Visible to the public EAGER: Improving Incentives and Awareness, to Increase the Security Posture of Critical InfrastructuresConflict Detection Enabled

Project Details

Performance Period

Sep 01, 2015 - Aug 31, 2018

Institution(s)

University of Texas at Dallas

Award Number


The protection of cyber-physical critical infrastructures such as the power grid, water distribution networks, and transportation networks against computer attacks is a matter of national security, public safety, and economic stability; however, most of these critical assets are owned and operated by private companies with pressing operational requirements, tight security budgets, and aversion to regulatory oversight. As a result it is not clear that market incentives alone will create enough momentum to improve the security posture of these systems. This project studies how to incentivize investments and risk management for CPS security. A second related problem is that while current cyber-physical infrastructures are monitored by an operations center, this system does not currently help operators identify if a problem, alarm, or fault was the result of a physical accident or if there is any indication that a cyber-attack caused the problem. This second research focus aims to improve the assessment of the security states of these systems by developing the foundations towards an industrial security operations center to help operators identify the root cause (accident or cyber-attack) of alerts.

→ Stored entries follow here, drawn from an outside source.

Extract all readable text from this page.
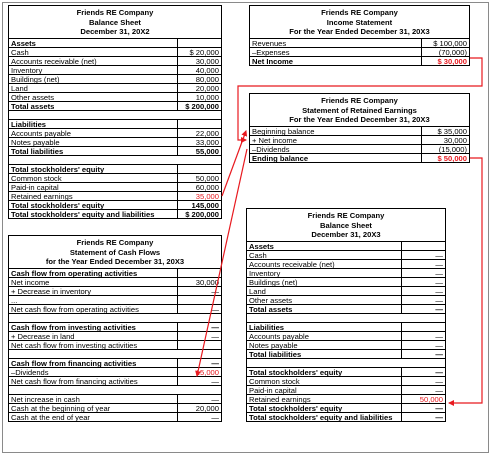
Friends RE Company
Balance Sheet
December 31, 20X2
Assets
Cash	$ 20,000
Accounts receivable (net)	30,000
Inventory	40,000
Buildings (net)	80,000
Land	20,000
Other assets	10,000
Total assets	$ 200,000
Liabilities
Accounts payable	22,000
Notes payable	33,000
Total liabilities	55,000
Total stockholders' equity
Common stock	50,000
Paid-in capital	60,000
Retained earnings	35,000
Total stockholders' equity	145,000
Total stockholders' equity and liabilities	$ 200,000
Friends RE Company
Income Statement
For the Year Ended December 31, 20X3
Revenues	$ 100,000
–Expenses	(70,000)
Net Income	$ 30,000
Friends RE Company
Statement of Retained Earnings
For the Year Ended December 31, 20X3
Beginning balance	$ 35,000
+ Net income	30,000
–Dividends	(15,000)
Ending balance	$ 50,000
Friends RE Company
Statement of Cash Flows
for the Year Ended December 31, 20X3
Cash flow from operating activities
Net income	30,000
+ Decrease in inventory	—
...
Net cash flow from operating activities	—
Cash flow from investing activities	—
+ Decrease in land	—
Net cash flow from investing activities
Cash flow from financing activities	—
–Dividends	15,000
Net cash flow from financing activities	—
Net increase in cash	—
Cash at the beginning of year	20,000
Cash at the end of year	—
Friends RE Company
Balance Sheet
December 31, 20X3
Assets
Cash	—
Accounts receivable (net)	—
Inventory	—
Buildings (net)	—
Land	—
Other assets	—
Total assets	—
Liabilities
Accounts payable	—
Notes payable	—
Total liabilities	—
Total stockholders' equity	—
Common stock	—
Paid-in capital	—
Retained earnings	50,000
Total stockholders' equity	—
Total stockholders' equity and liabilities	—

There is a large body of work focusing on interdependent security with models of firms participating in protection and insurance markets. Most of the security models and economic interdependent investment formulations focus solely on information technology infrastructures, and are meant to model cybercriminal activities, where attackers are rational profit-driven agents and defenders experience constant security breaches allowing them to generate risk models based on data. In contrast, computer attacks to critical infrastructure systems represent a completely different set of malicious agents. These agents may not be profit-driven and will attack only sporadically. In addition, interdependent physical infrastructures are managed by federated agents, and cyber-attacks will have physical consequences extending the domain of the single firm attacked. This project leverages and extends the literature of investment in reliability for large-scale critical infrastructures as well as insurance, contracts between firms with interdependent assets, and extreme risk. The second research focus leverages the interest of the CPS industry in analyzing the data collected by sensor networks. Security Information and Event Managers (SIEM) solutions were designed for enterprise IT, and do not include, aggregate, and correlate the sensor data from the physical world. To mitigate this gap this proposal investigates how to aggregate information for a new system incorporating the data from control centers and those from security operations centers, laying thus the foundation to create an Industrial Security Operations Center (ISOC).